Liputan6.com, Vienna - Kulit manusia amat lunak jika dibandingkan dengan cangkang keras kura-kura. Siapa menyangka, bahwa gen yang penting untuk protein kulit dimiliki oleh nenek moyang dari kura-kura yang juga nenek moyang manusia pada 310 juta tahun lalu.

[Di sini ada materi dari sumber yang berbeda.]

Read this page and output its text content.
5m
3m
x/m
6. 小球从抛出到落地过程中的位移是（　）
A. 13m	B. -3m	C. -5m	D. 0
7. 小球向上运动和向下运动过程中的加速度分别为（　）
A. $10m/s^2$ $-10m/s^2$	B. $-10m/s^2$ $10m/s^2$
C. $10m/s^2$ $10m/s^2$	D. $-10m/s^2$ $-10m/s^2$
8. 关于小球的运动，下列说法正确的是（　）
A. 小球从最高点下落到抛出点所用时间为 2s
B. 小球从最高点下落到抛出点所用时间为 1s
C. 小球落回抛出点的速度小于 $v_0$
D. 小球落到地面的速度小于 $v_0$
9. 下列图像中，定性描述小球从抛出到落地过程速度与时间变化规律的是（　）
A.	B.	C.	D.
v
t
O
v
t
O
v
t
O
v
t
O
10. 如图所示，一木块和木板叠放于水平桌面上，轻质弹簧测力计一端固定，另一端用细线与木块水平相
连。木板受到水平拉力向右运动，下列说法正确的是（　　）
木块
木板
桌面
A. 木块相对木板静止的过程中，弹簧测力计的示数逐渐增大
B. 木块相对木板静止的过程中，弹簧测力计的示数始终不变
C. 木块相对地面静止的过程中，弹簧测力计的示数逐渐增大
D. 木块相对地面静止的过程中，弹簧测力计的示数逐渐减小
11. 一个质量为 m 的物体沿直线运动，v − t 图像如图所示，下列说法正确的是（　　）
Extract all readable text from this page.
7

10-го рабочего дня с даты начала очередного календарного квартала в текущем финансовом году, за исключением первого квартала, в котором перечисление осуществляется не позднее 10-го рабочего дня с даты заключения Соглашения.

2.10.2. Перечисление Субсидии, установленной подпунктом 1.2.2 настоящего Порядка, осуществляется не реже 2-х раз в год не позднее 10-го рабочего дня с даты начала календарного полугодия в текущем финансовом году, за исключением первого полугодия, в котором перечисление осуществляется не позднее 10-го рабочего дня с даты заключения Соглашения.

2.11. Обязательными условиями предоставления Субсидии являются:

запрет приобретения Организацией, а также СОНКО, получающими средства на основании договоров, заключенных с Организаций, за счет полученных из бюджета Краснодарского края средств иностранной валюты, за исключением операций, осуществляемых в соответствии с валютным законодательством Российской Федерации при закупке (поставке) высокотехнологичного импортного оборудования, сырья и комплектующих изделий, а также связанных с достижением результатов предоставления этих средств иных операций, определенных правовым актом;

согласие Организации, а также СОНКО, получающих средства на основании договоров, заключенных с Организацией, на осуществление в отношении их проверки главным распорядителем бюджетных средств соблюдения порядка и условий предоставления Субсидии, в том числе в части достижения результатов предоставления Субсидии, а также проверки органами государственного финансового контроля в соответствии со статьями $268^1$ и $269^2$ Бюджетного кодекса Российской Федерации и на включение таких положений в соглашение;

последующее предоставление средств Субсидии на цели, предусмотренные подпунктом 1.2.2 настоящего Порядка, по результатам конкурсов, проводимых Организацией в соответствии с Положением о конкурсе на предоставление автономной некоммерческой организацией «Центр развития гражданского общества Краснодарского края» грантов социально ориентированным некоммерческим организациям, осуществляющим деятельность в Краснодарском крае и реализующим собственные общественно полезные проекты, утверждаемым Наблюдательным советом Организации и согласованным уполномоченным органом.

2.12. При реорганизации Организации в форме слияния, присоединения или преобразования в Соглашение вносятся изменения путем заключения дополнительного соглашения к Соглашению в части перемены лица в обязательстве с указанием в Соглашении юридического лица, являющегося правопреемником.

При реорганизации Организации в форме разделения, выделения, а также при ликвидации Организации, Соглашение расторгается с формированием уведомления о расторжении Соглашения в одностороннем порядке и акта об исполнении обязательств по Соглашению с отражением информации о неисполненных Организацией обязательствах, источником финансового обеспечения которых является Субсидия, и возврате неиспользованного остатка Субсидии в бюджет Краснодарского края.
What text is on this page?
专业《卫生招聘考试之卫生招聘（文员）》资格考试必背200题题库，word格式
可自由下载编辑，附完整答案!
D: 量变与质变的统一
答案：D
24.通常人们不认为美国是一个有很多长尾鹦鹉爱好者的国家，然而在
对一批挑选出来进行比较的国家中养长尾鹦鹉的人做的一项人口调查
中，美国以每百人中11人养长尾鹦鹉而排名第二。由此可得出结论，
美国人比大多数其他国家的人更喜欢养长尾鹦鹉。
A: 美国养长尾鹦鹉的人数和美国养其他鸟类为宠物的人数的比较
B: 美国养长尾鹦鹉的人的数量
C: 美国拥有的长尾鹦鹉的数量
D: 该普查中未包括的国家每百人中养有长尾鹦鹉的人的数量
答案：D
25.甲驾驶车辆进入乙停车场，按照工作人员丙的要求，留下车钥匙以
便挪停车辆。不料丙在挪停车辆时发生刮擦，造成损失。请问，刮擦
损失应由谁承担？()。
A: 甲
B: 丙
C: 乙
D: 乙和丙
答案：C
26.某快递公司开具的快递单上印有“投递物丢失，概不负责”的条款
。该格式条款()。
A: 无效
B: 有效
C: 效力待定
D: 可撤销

Dikutip Science Daily, Senin (30/11/2015), studi yang diterbitkan di jurnal Molecular Biology and Evolution menjelaskan bahwa cangkang kura-kura merupakan konsep sukses dari perkembangan evolusioner, dan fungsinya yang untuk membela diri menjadi pembeda kura-kura dan penyu dari reptil lainnya.
Dalam studi, grup yang dipimpin oleh Leopold Eckhart menginvestigasi gen yang bertanggung jawab untuk lapisan kulit cangkang kura-kura spesies Eropa terrapin dan Amerika Utara, untuk membandingkan mereka dengan gen kulit manusia.
Advertisement
Penemuan menunjukkan bahwa kerasnya cangkang kura-kura terbentuk dari mutasi di grup gen yang disebut Epidermal Differentiation Complex (EDC). Perbandingan data genome dari beberapa jenis reptil menunjukkan bahwa mutasi EDC yang bertanggung jawab terjadi saat kura-kura terpisah dari reptil lainnya pada 250 juta tahun lalu.
Yang mengagumkan adalah bagaimana struktur dasar gen EDC mirip pada manusia dan kura-kura. Hal itu mengantarkan pada kesimpulan bahwa gen ED prototipe berkembang dari nenek moyang yang sama, yang hidup 310 juta tahun lalu dan mirip dengan reptil modern.
Pada kura-kura, gen tersebut berkembang untuk membentuk protein yang bekerja mengeraskan lapisan luar cangkang, membentuk pengaitan sel, dan membentuk formasi cangkang. Pada manusia, gen EDC melindungi kulit dari mikroba dan penyebab alergi.
Studi baru tersebut menunjukkan gen revolusioner evolusioner memiliki fungsi pelindung baik pada manusia dan kura-kura. Diharapkan bahwa membandingkan kulit manusia dan hewan akan menyediakan pengertian yang lebih baik mengenai interaksi protein.
Pada masa mendatang, pengetahuan yang diambil bisa diaplikasikan pada bidang medis, seperti pengembangan pengobatan psoriasis, kondisi kulit dimana mutasi gen EDC ditemukan.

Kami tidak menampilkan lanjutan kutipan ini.